MacRae studied acting at Langside College in Glasgow. She began doing sketch comedy and sitcoms in her late teens and early twenties. One of her earliest roles to prick the public consciousness was as ditzy but loveable Julie Jackson in Gary: Tank Commander.

The role was written specifically for her by the show's creator Greg McHugh, whom MacRae had first watched perform as the camp, perma-tanned and cheesy pasta-obsessed squaddie Gary McLintoch at the Edinburgh Festival Fringe in 2007.

McHugh's satirical take on frontline life was developed into Gary's War, a one-off pilot for More4 that won a Scottish Bafta in 2008. A BBC Two Scotland series followed a year later. "Julie Jackson is my favourite part I have ever played," says MacRae. "She was written for me by Greg and I was on board from the very start in development and the first rough cuts.

"The cheesy pasta monologue that everyone loves, I know that inside out.
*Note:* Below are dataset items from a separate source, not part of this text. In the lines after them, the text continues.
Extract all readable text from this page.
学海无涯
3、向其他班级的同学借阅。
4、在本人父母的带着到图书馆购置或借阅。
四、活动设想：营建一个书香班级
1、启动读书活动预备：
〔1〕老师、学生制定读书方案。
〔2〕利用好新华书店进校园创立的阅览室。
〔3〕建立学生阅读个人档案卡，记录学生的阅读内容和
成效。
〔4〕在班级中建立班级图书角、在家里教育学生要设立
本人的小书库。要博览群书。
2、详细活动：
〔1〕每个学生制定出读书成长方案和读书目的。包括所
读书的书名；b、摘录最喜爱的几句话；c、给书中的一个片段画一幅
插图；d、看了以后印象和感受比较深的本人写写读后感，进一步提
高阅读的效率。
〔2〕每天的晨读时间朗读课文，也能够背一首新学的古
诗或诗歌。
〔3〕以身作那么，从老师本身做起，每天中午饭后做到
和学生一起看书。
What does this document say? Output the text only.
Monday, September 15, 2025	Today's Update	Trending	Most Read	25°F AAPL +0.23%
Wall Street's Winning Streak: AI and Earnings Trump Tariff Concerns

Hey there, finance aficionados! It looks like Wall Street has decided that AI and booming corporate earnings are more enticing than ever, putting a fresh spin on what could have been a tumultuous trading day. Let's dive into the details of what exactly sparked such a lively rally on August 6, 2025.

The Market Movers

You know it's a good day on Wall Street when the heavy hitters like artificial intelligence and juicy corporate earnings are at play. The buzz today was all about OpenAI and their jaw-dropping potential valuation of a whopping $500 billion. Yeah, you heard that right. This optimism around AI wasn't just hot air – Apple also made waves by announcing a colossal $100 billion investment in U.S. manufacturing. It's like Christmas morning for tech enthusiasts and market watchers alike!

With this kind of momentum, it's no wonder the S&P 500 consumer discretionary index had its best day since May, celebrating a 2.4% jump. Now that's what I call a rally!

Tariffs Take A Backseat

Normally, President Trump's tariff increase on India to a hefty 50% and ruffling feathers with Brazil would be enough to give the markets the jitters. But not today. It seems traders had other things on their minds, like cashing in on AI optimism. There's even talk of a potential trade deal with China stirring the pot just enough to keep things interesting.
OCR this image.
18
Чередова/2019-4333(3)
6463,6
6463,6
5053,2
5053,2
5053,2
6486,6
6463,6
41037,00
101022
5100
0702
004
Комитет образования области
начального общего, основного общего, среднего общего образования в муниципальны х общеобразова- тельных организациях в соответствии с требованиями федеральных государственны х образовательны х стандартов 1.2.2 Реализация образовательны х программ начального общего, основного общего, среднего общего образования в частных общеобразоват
When we were at the Hydro [in 2016] and Greg put it in the show, I was greetin' because I was so proud of him. I remember watching him at the Gilded Balloon in front of 50 people doing that monologue."

She would love to reprise the role if the opportunity arose. "The part of Julie is a total joy to play. Greg is busy and all the rest of the cast are busy which is lovely. I'll need to buy that boy some chips and cheese so we can get a chat about it."

More recently MacRae, who lives in south side of Glasgow with her husband Paul, has played fun-loving and free-spirited Ellie McLean in River City for the past five years.

"When I joined people asked if I would get bored playing the same character," she says. "But you don't get bored. Playing the same character is a joy and it is so different to other types of jobs where you are taking on different characters all the time.

"In a continuing drama, you know your character inside out and get thrown into all these different situations. You can't wait to see what is coming next."

Next for MacRae is hitting the road. One of the most daunting things about a Scotland-wide tour, she says, is whether her brand of humour is universal. She started the tour in St Andrews earlier this month and then headed to Livingston, Kirkcaldy and Largs for the opening dates.

"In Scotland, you travel 10 minutes down the road and people use different words," says MacRae. "Across the country, for people to be laughing at the same bits, it means I am doing something right and it makes me feel really happy with the work I have done."

My Big Fat Fabulous Diary is at the Beacon Arts Centre in Greenock on Thursday, Easterbrook Hall in Dumfries on Friday and the Theatre Royal in Glasgow on Sunday. There are eight further dates across Scotland finishing at Eden Court Theatre in Inverness on June 9. Visit leahmacrae.com


Career high: Standing on stage in front of a full house at the Edinburgh Playhouse doing a one-woman show. That was incredible.

Career low: Snapping my Achilles tendon on stage. I thought my career was over in that moment.

Favourite film: Beaches. I also love gangster films such as Once Upon a Time in America, Scarface and Goodfellas.

Last book read: Wrong Place Wrong Time by David Perlmutter.

Best trait: Kindness.

Worst trait: Worrying.

Best advice received: Worrying is a misuse of imagination. The other one is I love – as cheesy as it sounds – is follow your dreams. That is my motto.

Biggest influence: Julie Walters, Bette Midler and Billy Connolly.

Favourite meal: Spicy chicken curry.

Favourite holiday destination: Thailand.

Favourite music: I have diverse musical tastes. My favourites to listen to on the beach in Thailand were Porcelain by Moby and Voices by Dario G. I love a bit of Enya too – I am quite cheesy.

Ideal dinner guests: Everyone I love who isn't here anymore. Elvis Presley, Julie Walters, Bette Midler, Al Pacino, Robert de Niro, Martin Scorsese, Kate Winslet, Kelly Osbourne, Pink and my gran.